Человек в зеркале делал то же самое.
Однажды ночью Филипп долго не мог уснуть, все думал, а если он вдруг умрет во сне, произойдет ли это с его отражением. Его бабушка говорила, что самая высшая благодать, умереть стариком в своей постели. Но о том, что будет, если смерть отразится в зеркале, ничего не сказала.
То ли в подступающем сне, то ли в ускользающем воспоминании старик увидел брошенный в заросший овраг мешок. Живой, беспокойный мешок.
Кто-то дергался в нем, пытался выбраться.
Он вновь увидел себя мальчишкой возле этого оврага. Вспомнил страх и отчаянную озлобленную решимость, когда спускался в тенистое дно, отбиваясь от крапивы. Вспомнил, как замахнулся толстой сучковатой палкой и ударил по мешку. А в нем было пусто. В замершем, осевшем на влажную землю, по-прежнему крепко завязанном мешке, было пусто, а в воздух поднялось облачко серебристой пыли. Тогда он даже решился развязать мешок и узнать, что весь он изнутри выпачкан этой пылью.
Только мальчиком он мог бояться и действовать одновременно, старику оставалось только бояться.
Филипп резко открыл глаза, неуютно завертелся в постели, стараясь прогнать воспоминания. Опустил руку, чтобы нащупать под кроватью мешок, но рука коснулась пустого пыльного пола. На долю секунды ему показалось, что рука эта снова жесткая и непослушная.
Испуганно заскулило сердце, старик откинулся на спину и тяжело мелко задышал. Окаменевшая грудная клетка не давала сделать полный вдох. Филипп повернул голову к зеркалу, чтобы убедиться, что конец придет одновременно, к ним обоим. Но в зеркале никого не было. Только смятая, пустая постель, отброшенное в ноги одеяло.
Старик вздрогнул – в соседней комнате приглушенно и неубедительно раздался первый аккорд Рахманиновского концерта. Второй был громче, резче, будто камень, упавший на нужные звуки.
«Забирай все…», «Отче наш иже еси на небиси, забирай…» – мысли путались. Нужно было войти в гостиную и закончить ритуал, но Филипп знал, что не сможет этого сделать. Мальчика, который махал палкой в тенистом овраге больше нет. К нему пришла старость, а к старости смерть. Он сидел в постели прямой и неподвижный, оцепеневший. Его сознание свело судорогой.
Тот в гостиной все продолжал играть, до безобразия растягивая темп. Даже в таком состоянии это раздражало Филиппа, но он понимал – так его приглашают одуматься, так его приглашают к встрече. Так у него хотят отнять последнее, на что он может надеяться – его высшую благодать.
Мысленно Филипп ждал своего «проклятого места». Его рука ожила на одеяле и начала преследовать звуки выверенным изящным движением. На последней ноте перед вступлением оркестра в кисти что-то больно стрельнуло, и она замерла. Так же, как и сердце старика, дошедшего до своего проклятого места.
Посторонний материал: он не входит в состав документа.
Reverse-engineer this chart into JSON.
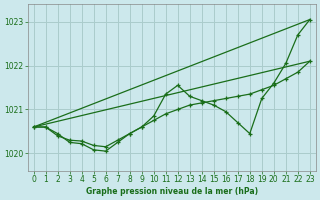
{
  "title": "Graphe pression niveau de la mer (hPa)",
  "bg_color": "#cce8ec",
  "grid_color": "#aacccc",
  "line_color": "#1a6e1a",
  "xlim": [
    -0.5,
    23.5
  ],
  "ylim": [
    1019.6,
    1023.4
  ],
  "xticks": [
    0,
    1,
    2,
    3,
    4,
    5,
    6,
    7,
    8,
    9,
    10,
    11,
    12,
    13,
    14,
    15,
    16,
    17,
    18,
    19,
    20,
    21,
    22,
    23
  ],
  "yticks": [
    1020,
    1021,
    1022,
    1023
  ],
  "line_straight1": {
    "x": [
      0,
      23
    ],
    "y": [
      1020.6,
      1023.05
    ]
  },
  "line_straight2": {
    "x": [
      0,
      23
    ],
    "y": [
      1020.6,
      1022.1
    ]
  },
  "line_jagged1": {
    "x": [
      0,
      1,
      2,
      3,
      4,
      5,
      6,
      7,
      8,
      9,
      10,
      11,
      12,
      13,
      14,
      15,
      16,
      17,
      18,
      19,
      20,
      21,
      22,
      23
    ],
    "y": [
      1020.6,
      1020.6,
      1020.45,
      1020.25,
      1020.22,
      1020.08,
      1020.05,
      1020.25,
      1020.45,
      1020.6,
      1020.85,
      1021.35,
      1021.55,
      1021.3,
      1021.2,
      1021.1,
      1020.95,
      1020.7,
      1020.45,
      1021.25,
      1021.6,
      1022.05,
      1022.7,
      1023.05
    ]
  },
  "line_jagged2": {
    "x": [
      0,
      1,
      2,
      3,
      4,
      5,
      6,
      7,
      8,
      9,
      10,
      11,
      12,
      13,
      14,
      15,
      16,
      17,
      18,
      19,
      20,
      21,
      22,
      23
    ],
    "y": [
      1020.6,
      1020.6,
      1020.4,
      1020.3,
      1020.28,
      1020.18,
      1020.15,
      1020.3,
      1020.45,
      1020.6,
      1020.75,
      1020.9,
      1021.0,
      1021.1,
      1021.15,
      1021.2,
      1021.25,
      1021.3,
      1021.35,
      1021.45,
      1021.55,
      1021.7,
      1021.85,
      1022.1
    ]
  }
}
В зеркале, отражавшем пустую комнату, ничего не изменилось. В гостиной продолжали играть.
Отец Филиппа не носил под концертным фраком кусочка оторванной струны, но не мог выйти на сцену, не присев трижды на ноты. После своего чудесного исцеления он долго не садился за инструмент, опасаясь внезапного возвращения болезни. Вместо репетиций к возобновленным выступлениям он часами просматривал партии, вчитывался в самые сложные места и иногда его рука, лежащая на подлокотнике кресла, оживала в воображаемом проигрывании.
Так же во время монотонного отпевания ожило его тело, но об этих долгих безумных судорогах, отправивших в обморок его мать, Филипп так никогда и не узнал.